CANBERRA, March 18 (Xinhua) -- Feeding cattle a seaweed found in Australia can dramatically reduce their methane emissions, researchers from the nation's science agency have found.
Researchers found that supplementing 0.25 percent of a cow's daily feed with the red seaweed resulted in an average drop in methane production of over 50 percent over a 147-day period.
Increasing it to 0.5 percent of daily feed resulted in a 74-percent drop in methane emissions without affecting the quality or taste of the meat produced by the cattle.
Rob Kinley, the chief scientist of Future Feed - a joint venture between the CSIRO, Meat and Livestock Australia and James Cook University focusing on seaweed-based supplements for methane reduction - said that the results were unparalleled.
"It stands alone. There are none others even close to it.
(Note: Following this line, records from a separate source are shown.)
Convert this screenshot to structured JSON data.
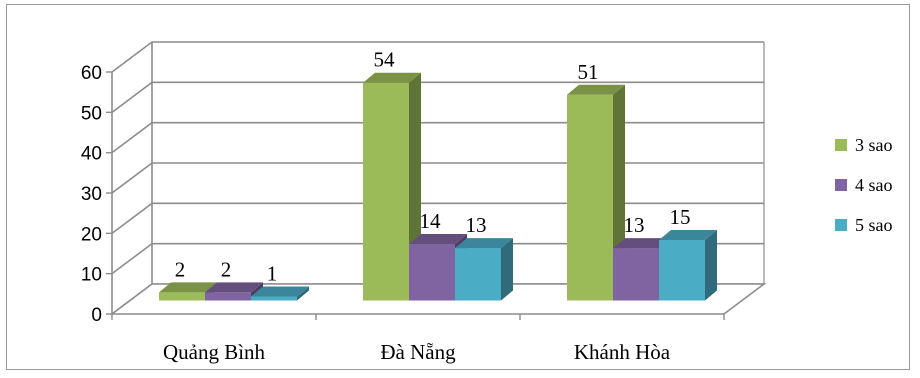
{
  "chart_data": {
    "type": "bar",
    "title": "",
    "xlabel": "",
    "ylabel": "",
    "categories": [
      "Quảng Bình",
      "Đà Nẵng",
      "Khánh Hòa"
    ],
    "series": [
      {
        "name": "3 sao",
        "values": [
          2,
          54,
          51
        ],
        "color": "#9BBB59"
      },
      {
        "name": "4 sao",
        "values": [
          2,
          14,
          13
        ],
        "color": "#8064A2"
      },
      {
        "name": "5 sao",
        "values": [
          1,
          13,
          15
        ],
        "color": "#4BACC6"
      }
    ],
    "ylim": [
      0,
      60
    ],
    "yticks": [
      "0",
      "10",
      "20",
      "30",
      "40",
      "50",
      "60"
    ],
    "grid": true,
    "legend_position": "right",
    "style": "3d-clustered-column"
  }
}
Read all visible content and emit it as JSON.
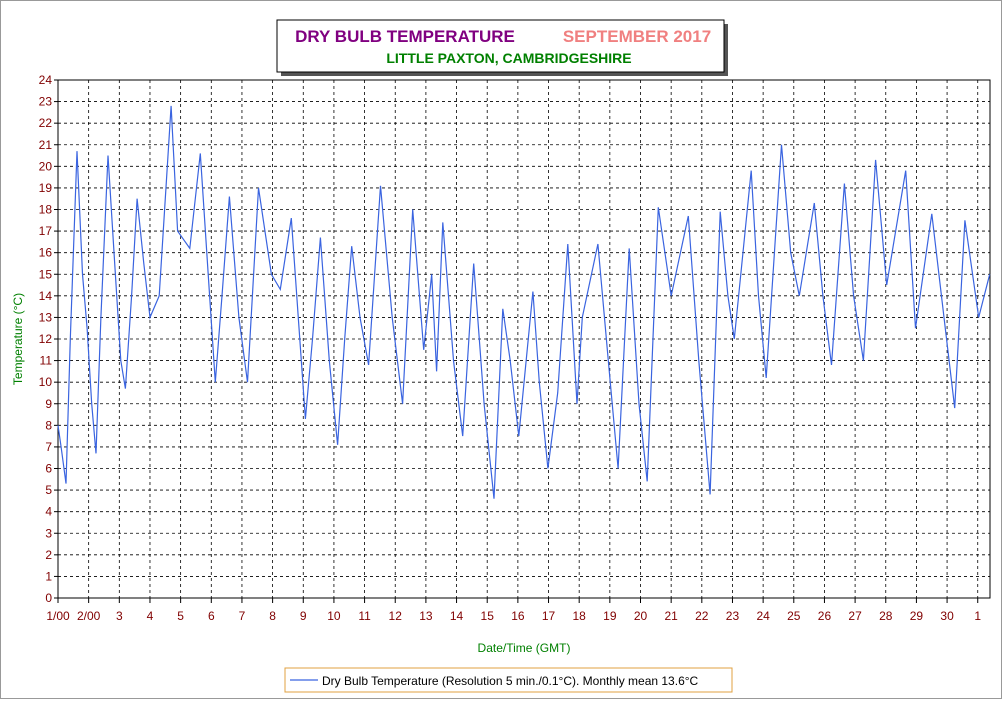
{
  "chart_data": {
    "type": "line",
    "title": "DRY BULB TEMPERATURE",
    "period": "SEPTEMBER 2017",
    "subtitle": "LITTLE PAXTON, CAMBRIDGESHIRE",
    "xlabel": "Date/Time (GMT)",
    "ylabel": "Temperature (°C)",
    "grid": true,
    "xlim": [
      1,
      31.4
    ],
    "ylim": [
      0,
      24
    ],
    "xticks": [
      {
        "value": 1,
        "label": "1/00"
      },
      {
        "value": 2,
        "label": "2/00"
      },
      3,
      4,
      5,
      6,
      7,
      8,
      9,
      10,
      11,
      12,
      13,
      14,
      15,
      16,
      17,
      18,
      19,
      20,
      21,
      22,
      23,
      24,
      25,
      26,
      27,
      28,
      29,
      30,
      {
        "value": 31,
        "label": "1"
      }
    ],
    "yticks": [
      0,
      1,
      2,
      3,
      4,
      5,
      6,
      7,
      8,
      9,
      10,
      11,
      12,
      13,
      14,
      15,
      16,
      17,
      18,
      19,
      20,
      21,
      22,
      23,
      24
    ],
    "x": [
      1.0,
      1.1,
      1.26,
      1.4,
      1.62,
      1.8,
      1.95,
      2.1,
      2.24,
      2.4,
      2.63,
      2.85,
      3.05,
      3.2,
      3.4,
      3.58,
      3.8,
      4.0,
      4.3,
      4.69,
      4.9,
      5.3,
      5.64,
      5.9,
      6.13,
      6.35,
      6.59,
      6.9,
      7.18,
      7.54,
      7.96,
      8.25,
      8.61,
      9.07,
      9.3,
      9.56,
      9.85,
      10.12,
      10.35,
      10.58,
      10.85,
      11.13,
      11.52,
      11.9,
      12.24,
      12.57,
      12.93,
      13.19,
      13.35,
      13.55,
      13.9,
      14.2,
      14.56,
      14.9,
      15.22,
      15.51,
      15.75,
      16.03,
      16.49,
      16.7,
      16.98,
      17.3,
      17.63,
      17.93,
      18.1,
      18.61,
      18.95,
      19.27,
      19.63,
      19.95,
      20.22,
      20.58,
      21.0,
      21.56,
      21.9,
      22.27,
      22.6,
      22.85,
      23.06,
      23.61,
      23.85,
      24.1,
      24.6,
      24.9,
      25.18,
      25.67,
      25.95,
      26.23,
      26.65,
      26.95,
      27.27,
      27.67,
      28.03,
      28.65,
      28.97,
      29.5,
      29.9,
      30.25,
      30.58,
      31.03,
      31.39
    ],
    "series": [
      {
        "name": "Dry Bulb Temperature (Resolution 5 min./0.1°C). Monthly mean 13.6°C",
        "color": "#3a64e0",
        "values": [
          8.0,
          7.0,
          5.3,
          12.0,
          20.7,
          15.0,
          12.5,
          9.0,
          6.7,
          13.0,
          20.5,
          15.5,
          11.0,
          9.7,
          14.0,
          18.5,
          15.5,
          13.0,
          14.0,
          22.8,
          17.0,
          16.2,
          20.6,
          15.0,
          10.0,
          14.0,
          18.6,
          13.0,
          10.0,
          19.0,
          15.0,
          14.3,
          17.6,
          8.3,
          12.0,
          16.7,
          11.0,
          7.1,
          12.0,
          16.3,
          13.0,
          10.8,
          19.1,
          13.0,
          9.0,
          18.0,
          11.5,
          15.0,
          10.5,
          17.4,
          11.0,
          7.5,
          15.5,
          9.0,
          4.6,
          13.4,
          11.0,
          7.5,
          14.2,
          10.0,
          6.0,
          9.5,
          16.4,
          9.0,
          13.0,
          16.4,
          11.0,
          6.0,
          16.2,
          9.0,
          5.4,
          18.1,
          14.0,
          17.7,
          11.0,
          4.8,
          17.9,
          14.0,
          12.0,
          19.8,
          14.0,
          10.2,
          21.0,
          16.0,
          14.0,
          18.3,
          14.0,
          10.8,
          19.2,
          14.0,
          11.0,
          20.3,
          14.5,
          19.8,
          12.5,
          17.8,
          13.0,
          8.8,
          17.5,
          13.0,
          15.0
        ]
      }
    ]
  }
}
There are no other compounds of any type, whether they're seaweed or (synthetic) chemicals, that can take the methane down that far without hurting the animal," he told the Australian Broadcasting Corporation (ABC).
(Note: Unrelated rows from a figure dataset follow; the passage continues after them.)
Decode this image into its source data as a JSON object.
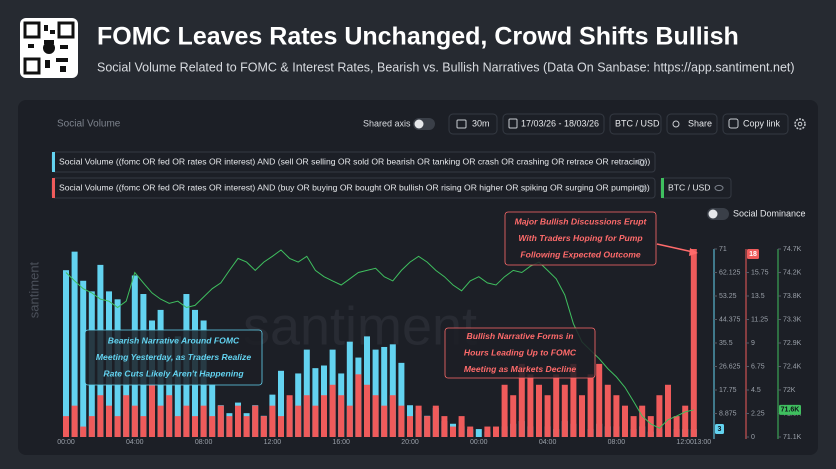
{
  "header": {
    "title": "FOMC Leaves Rates Unchanged, Crowd Shifts Bullish",
    "subtitle": "Social Volume Related to FOMC & Interest Rates, Bearish vs. Bullish Narratives (Data On Sanbase: https://app.santiment.net)"
  },
  "toolbar": {
    "panel_title": "Social Volume",
    "shared_axis": "Shared axis",
    "interval": "30m",
    "date_range": "17/03/26 - 18/03/26",
    "pair": "BTC / USD",
    "share": "Share",
    "copy_link": "Copy link",
    "social_dominance": "Social Dominance"
  },
  "watermark": "santiment",
  "chart_data": {
    "type": "bar",
    "categories": [
      "00:00",
      null,
      null,
      null,
      null,
      null,
      null,
      null,
      "04:00",
      null,
      null,
      null,
      null,
      null,
      null,
      null,
      "08:00",
      null,
      null,
      null,
      null,
      null,
      null,
      null,
      "12:00",
      null,
      null,
      null,
      null,
      null,
      null,
      null,
      "16:00",
      null,
      null,
      null,
      null,
      null,
      null,
      null,
      "20:00",
      null,
      null,
      null,
      null,
      null,
      null,
      null,
      "00:00",
      null,
      null,
      null,
      null,
      null,
      null,
      null,
      "04:00",
      null,
      null,
      null,
      null,
      null,
      null,
      null,
      "08:00",
      null,
      null,
      null,
      null,
      null,
      null,
      null,
      "12:00",
      null,
      "13:00"
    ],
    "series": [
      {
        "name": "Social Volume ((fomc OR fed OR rates OR interest) AND (sell OR selling OR sold OR bearish OR tanking OR crash OR crashing OR retrace OR retracing))",
        "color": "#63d3f0",
        "axis": "y",
        "values": [
          63,
          70,
          59,
          55,
          65,
          55,
          52,
          37,
          61,
          54,
          44,
          48,
          37,
          38,
          54,
          48,
          44,
          20,
          12,
          9,
          13,
          9,
          12,
          8,
          16,
          25,
          14,
          24,
          33,
          26,
          27,
          33,
          24,
          36,
          30,
          38,
          33,
          34,
          35,
          28,
          12,
          10,
          8,
          11,
          6,
          5,
          4,
          3,
          3,
          2,
          3,
          4,
          5,
          6,
          4,
          5,
          4,
          3,
          6,
          5,
          4,
          3,
          5,
          4,
          4,
          5,
          3,
          4,
          2,
          3,
          4,
          3,
          3,
          3,
          null
        ]
      },
      {
        "name": "Social Volume ((fomc OR fed OR rates OR interest) AND (buy OR buying OR bought OR bullish OR rising OR higher OR spiking OR surging OR pumping))",
        "color": "#ef5b5b",
        "axis": "y2",
        "values": [
          2,
          3,
          1,
          2,
          4,
          3,
          2,
          4,
          3,
          2,
          5,
          3,
          4,
          2,
          3,
          2,
          3,
          2,
          3,
          2,
          3,
          2,
          3,
          2,
          3,
          2,
          4,
          3,
          4,
          3,
          4,
          5,
          4,
          3,
          6,
          5,
          4,
          3,
          4,
          3,
          2,
          3,
          2,
          3,
          2,
          1,
          2,
          1,
          0,
          1,
          1,
          5,
          4,
          7,
          6,
          5,
          4,
          6,
          5,
          7,
          4,
          6,
          7,
          5,
          4,
          3,
          2,
          3,
          2,
          4,
          5,
          2,
          3,
          18,
          null
        ]
      },
      {
        "name": "BTC / USD",
        "color": "#3fbf5f",
        "axis": "y3",
        "type": "line",
        "values": [
          74250,
          74090,
          73940,
          73860,
          73740,
          73700,
          73580,
          73700,
          74250,
          74050,
          73860,
          73740,
          73660,
          73700,
          73580,
          73620,
          73780,
          73940,
          74050,
          74290,
          74520,
          74450,
          74290,
          74450,
          74560,
          74680,
          74520,
          74450,
          74560,
          74290,
          74170,
          74090,
          74010,
          74130,
          74250,
          74290,
          74330,
          74170,
          74090,
          74290,
          74450,
          74560,
          74450,
          74290,
          74170,
          74010,
          73900,
          74090,
          74170,
          74050,
          74010,
          74170,
          74290,
          74250,
          74370,
          74450,
          74290,
          74130,
          73820,
          73270,
          72920,
          72760,
          72600,
          72410,
          72250,
          72050,
          71780,
          71500,
          71350,
          71270,
          71430,
          71500,
          71580,
          71620,
          null
        ],
        "value_labels": [
          null,
          null,
          null,
          null,
          null,
          null,
          null,
          null,
          null,
          null,
          null,
          null,
          null,
          null,
          null,
          null,
          null,
          null,
          null,
          null,
          null,
          null,
          null,
          null,
          null,
          null,
          null,
          null,
          null,
          null,
          null,
          null,
          null,
          null,
          null,
          null,
          null,
          null,
          null,
          null,
          null,
          null,
          null,
          null,
          null,
          null,
          null,
          null,
          null,
          null,
          null,
          null,
          null,
          null,
          null,
          null,
          null,
          null,
          null,
          null,
          null,
          null,
          null,
          null,
          null,
          null,
          null,
          null,
          null,
          null,
          null,
          null,
          null,
          "71.6K",
          null
        ]
      }
    ],
    "ylim": [
      0,
      71
    ],
    "yticks": [
      8.875,
      17.75,
      26.625,
      35.5,
      44.375,
      53.25,
      62.125,
      71
    ],
    "y2lim": [
      0,
      18
    ],
    "y2ticks": [
      0,
      2.25,
      4.5,
      6.75,
      9,
      11.25,
      13.5,
      15.75
    ],
    "y3lim": [
      71100,
      74700
    ],
    "y3ticks": [
      {
        "value": 71100,
        "label": "71.1K"
      },
      {
        "value": 71550,
        "label": "71.5K"
      },
      {
        "value": 72000,
        "label": "72K"
      },
      {
        "value": 72450,
        "label": "72.4K"
      },
      {
        "value": 72900,
        "label": "72.9K"
      },
      {
        "value": 73350,
        "label": "73.3K"
      },
      {
        "value": 73800,
        "label": "73.8K"
      },
      {
        "value": 74250,
        "label": "74.2K"
      },
      {
        "value": 74700,
        "label": "74.7K"
      }
    ],
    "annotations": [
      {
        "lines": [
          "Bearish Narrative Around FOMC",
          "Meeting Yesterday, as Traders Realize",
          "Rate Cuts Likely Aren't Happening"
        ],
        "color": "#63d3f0"
      },
      {
        "lines": [
          "Bullish Narrative Forms in",
          "Hours Leading Up to  FOMC",
          "Meeting as Markets Decline"
        ],
        "color": "#ff6b6b"
      },
      {
        "lines": [
          "Major Bullish Discussions Erupt",
          "With Traders Hoping for Pump",
          "Following Expected Outcome"
        ],
        "color": "#ff6b6b"
      }
    ]
  }
}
"Methane isn't necessary to the animal, it's just there as a by-product of evolution."
Asparagopsis taxiformis contains high levels of bromoform, a chemical that can stop methane from being produced.
Livestock methane emissions account for 14.5 percent of all greenhouse gases produced by human activity.
According to Future Feed the mass use of seaweed in cattle feed would be hugely significant in reducing emissions globally.
"If 10 percent of the livestock producers added one percent of Asparagopsis seaweed meal to the daily feed intake of ruminant livestock, it is like removing 100 million cars off the road," the organization said on their website.